Comment by belorn

9 days ago

As a sysadmin at company that provide fairly sensitive services, I find online cloud backups to be way to slow for the purpose of protecting against something like the server room being destroyed by a fire. Even something like spinning disks at a remote location feel like a risk, as files would need to be copied onto faster disks before services could be restored, and that copying would take precious time during an emergency. When downtime means massive losses of revenue for customers, being down for hours or even days while waiting for the download to finish is not going be accepted.

Restoring from cloud backups is one of those war stories that I occasionally hear, including the occasionally fedex solution of sending the backup disk by carrier.

Many organizations are willing to accept the fallbacks of cloud backup storage because it’s the tertiary backup in the event of physical catastrophe. In my experience those tertiary backups are there to prevent the total loss of company IP in the should an entire site be lost. If you only have one office and it burns down work will be severely impacted anyway.

Obviously the calculus changes with maximally critical systems where lives are lost if the systems are down or you are losing millions per hour of downtime.

For truly colossal amounts of data, fedex has more bandwidth than fiber. I don’t know if any cloud providers will send you your stuff on physical storage, but most will allow you to send your stuff to them on physical storage- eg AWS snowball.
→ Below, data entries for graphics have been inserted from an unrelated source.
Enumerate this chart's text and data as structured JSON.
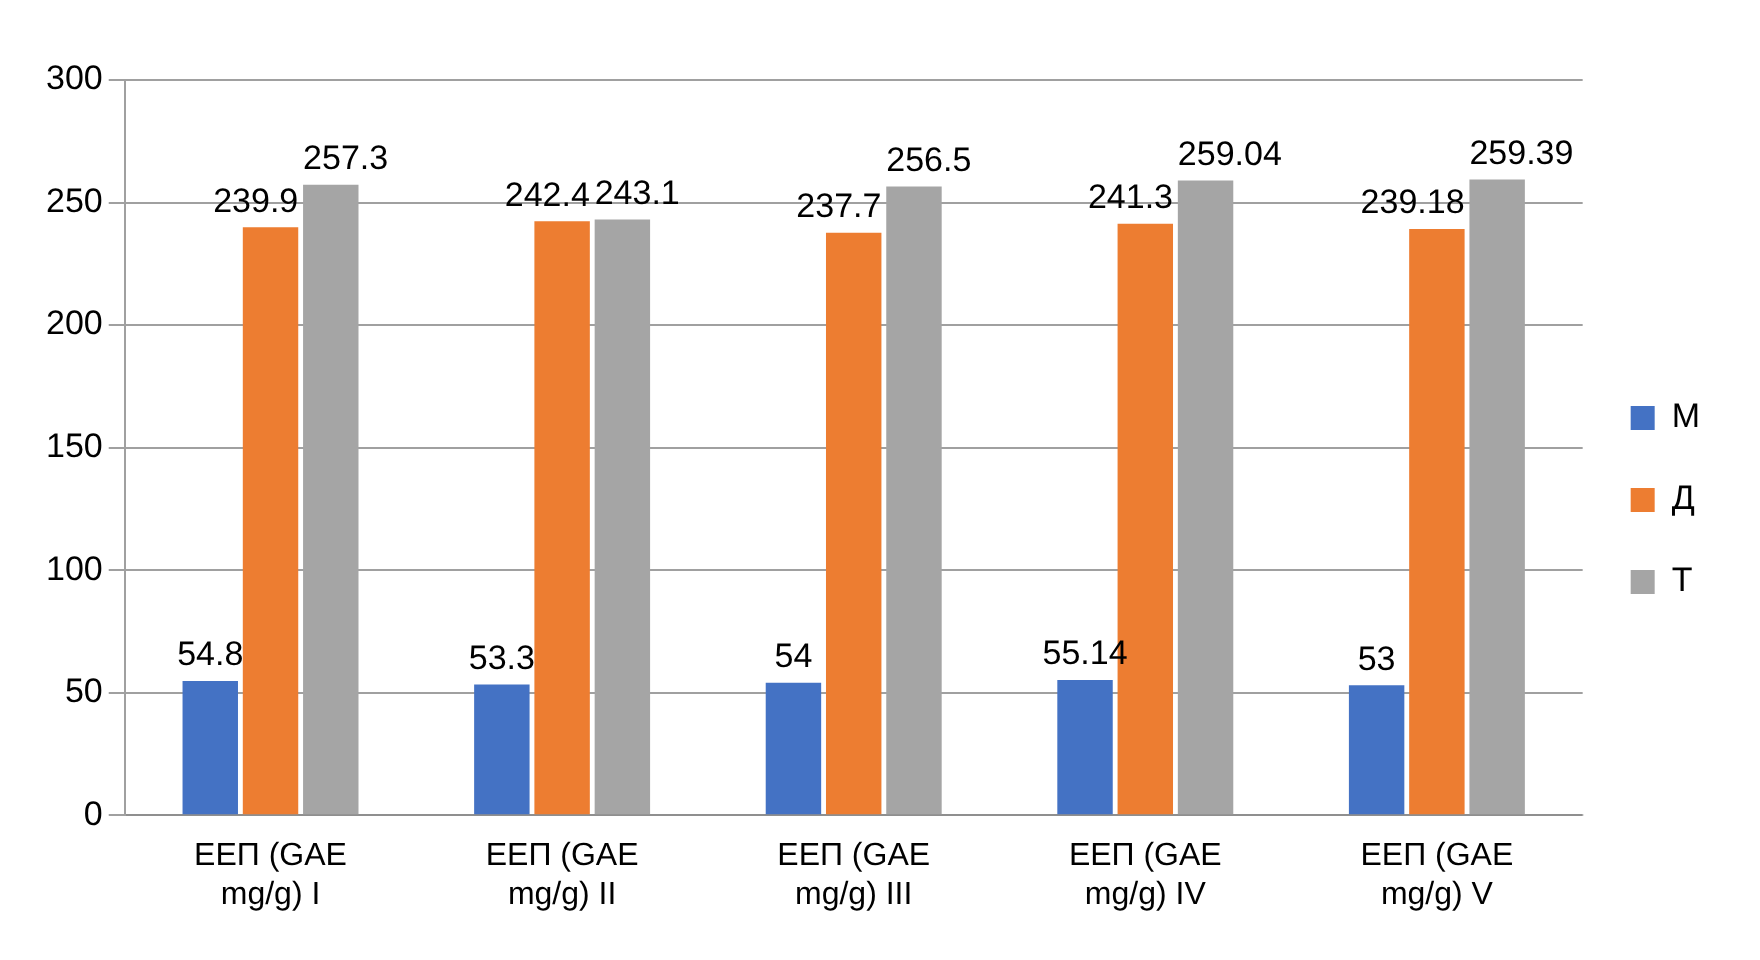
{
  "chart_data": {
    "type": "bar",
    "categories": [
      "ЕЕП (GAE mg/g) I",
      "ЕЕП (GAE mg/g) II",
      "ЕЕП (GAE mg/g) III",
      "ЕЕП (GAE mg/g) IV",
      "ЕЕП (GAE mg/g) V"
    ],
    "series": [
      {
        "name": "М",
        "color": "#4472c4",
        "values": [
          54.8,
          53.3,
          54,
          55.14,
          53
        ]
      },
      {
        "name": "Д",
        "color": "#ed7d31",
        "values": [
          239.9,
          242.4,
          237.7,
          241.3,
          239.18
        ]
      },
      {
        "name": "Т",
        "color": "#a5a5a5",
        "values": [
          257.3,
          243.1,
          256.5,
          259.04,
          259.39
        ]
      }
    ],
    "ylim": [
      0,
      300
    ],
    "yticks": [
      0,
      50,
      100,
      150,
      200,
      250,
      300
    ],
    "grid": "y",
    "legend": "right",
    "data_labels": true
  }
}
There are two main reasons why people struggle with cloud restore:

1. Not enough incoming bandwidth. The cloud’s pipe is almost certainly big enough to send your data to you. Yours may not be big enough to receive it.

2. Cheaping out on storage in the cloud. If you want fast restores, you can’t use the discount reduced redundancy low performance glacier tier. You will save $$$ right until the emergency where you need it. Pay for the flagship storage tier- normal AWS S3, for example- or splurge and buy whatever cross-region redundancy offering they have. Then you only need to worry about problem #1.

  • If you allow it to cost a bit, which is likely a good choice given the problem, then there are several solutions available. It is important to think through the scenario, and if possible, do a dry run of the solution. A remote physical server can work quite well and be cost effective compared to a flagship storage tier, and if data security is important, you can access the files on your own server directly rather than downloading an encrypted blob from a cloud located outside the country.

In one scenario, with offsite backups ("in the clown" or otherwise): "We had a fire at our datacenter, and there will be some downtime while we get things rolling again."

In the other scenario, without offsite backups ("in the clown" or otherwise): "We had a fire at our datacenter, and that shit's just gone."

Neither of these are things that are particularly good to announce, and both things can come with very severe cost, but one of them is clearly worse than the other.

SK would be totally fine with that though because that means there would eventually be recovery!

You're not designing to protect from data loss, you're designing to protect from downtime.